It is interesting to note that this year’s PASINAYA celebration of the Cultural Center of the Philippines (CCP) is paying tribute to Komiks King and National Artist for Visual Arts Francisco V. Coching.
While the Ayala Museum has exhibited the works of Coching in massive rooms in the art house, CCP has likewise shown the major works of the multimedia artist in the mezzanine hallway of the state arts and culture agency. It is because PASINAYA as an annual multi-arts festival has represented film and the popular culture of komiks as a visual treat.

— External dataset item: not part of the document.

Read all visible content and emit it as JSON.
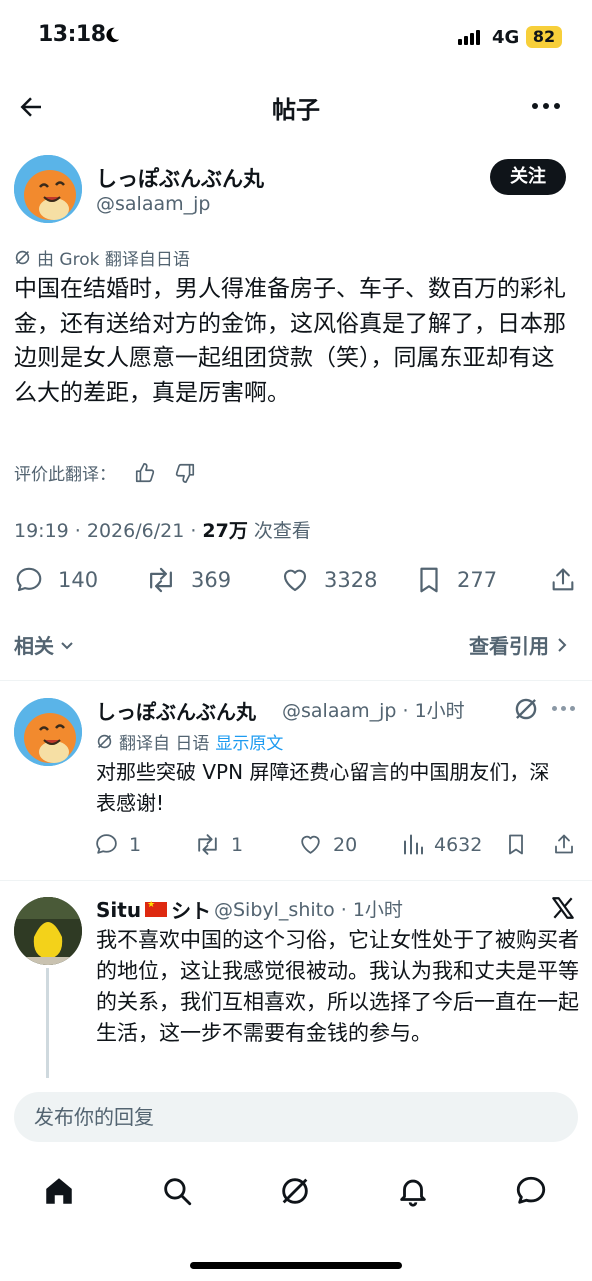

It is cool and stimulating both to the heart and the mind.
Women as subjects in many masterpieces of Coching are given the perspective rightful for woman’s emancipation from oppression and subjugation in the feudal web of machismo and misogyny not only in komiks or illustrated novels in colorful strips as early as the 1930s but in the big screen as well. Adaptation from the komiks to film was a genre dominant in the black and while movies of yore especially during the Sampaguita Pictures era. “Dumagit” which tells of a boy who grew up in the jungle and met a woman warrior, a graphic novel of Coching, was translated into film with Cesar Ramirez in the titular role and Lolita Rodriguez as the amazon. The jungle woman was purportedly Mara-Bini, a comics’ character eponym of the illustrated novel also written by Coching in the 1930s but was disrupted by World War II. “Mara-Bini” was indeed a story of a brave Filipina in the hinterlands.
The other Coching stories which were made into films also by Sampaguita Pictures were “Waldas” and “Talipandas.”
Rita Gomez, the quintessential actress in the 1950s up to the 1980s, played the title role of “Talipandas.” In English, “talipandas” would mean vamp which was seemingly tailor-made for Ms. Gomez who was in real life, a femme fatale. But the Rita persona was a woman of substance and independent-mindedness, most of the female qualities Coching attributed to his heroines.
Coching’s master works turned into motion pictu were nostalgic because as an entertainment writer I had the rare privilege to talk to Ramirez, Rodriguez and Gomez even during their seniority in the biz.
When I was viewing the exhibits, especially the film clips of both “Dumagit” and “Talipandas,” there was a young man at my back who was glued to the screen playing the scenes. He was a millennial and was curious about the films. So I oriented him and pointed to Cesar as the dad of the late action star Ace Vergel who was still familiar with him. Meanwhile, I referred to Lolita as the grandmother of Radha, a famous multi-genre singer.
Veteran actor Eddie Garcia was featured with La Gomez in the Sampaguita film and it also evoked nostalgia especially now that Eddie is still around, alive and kicking.
Showing these types of vintage films during the selfie generation is an encouraging gesture from the PASINAYA organizer, particularly CCP Vice President and Artistic Director Chris Millado who was also the brainchild of the event fifteen years ago.
According to Chris, when he and the rest of the production and exhibition staff of the yearly project reeled it off, sadly, there was a very scarce audience. PASINAYA is a festival of the arts in the Philippines participated in by regional cultural orgs and stakeholders.
Now, the event isn’t only a one-day affair. A three-day festival is indeed an achievement.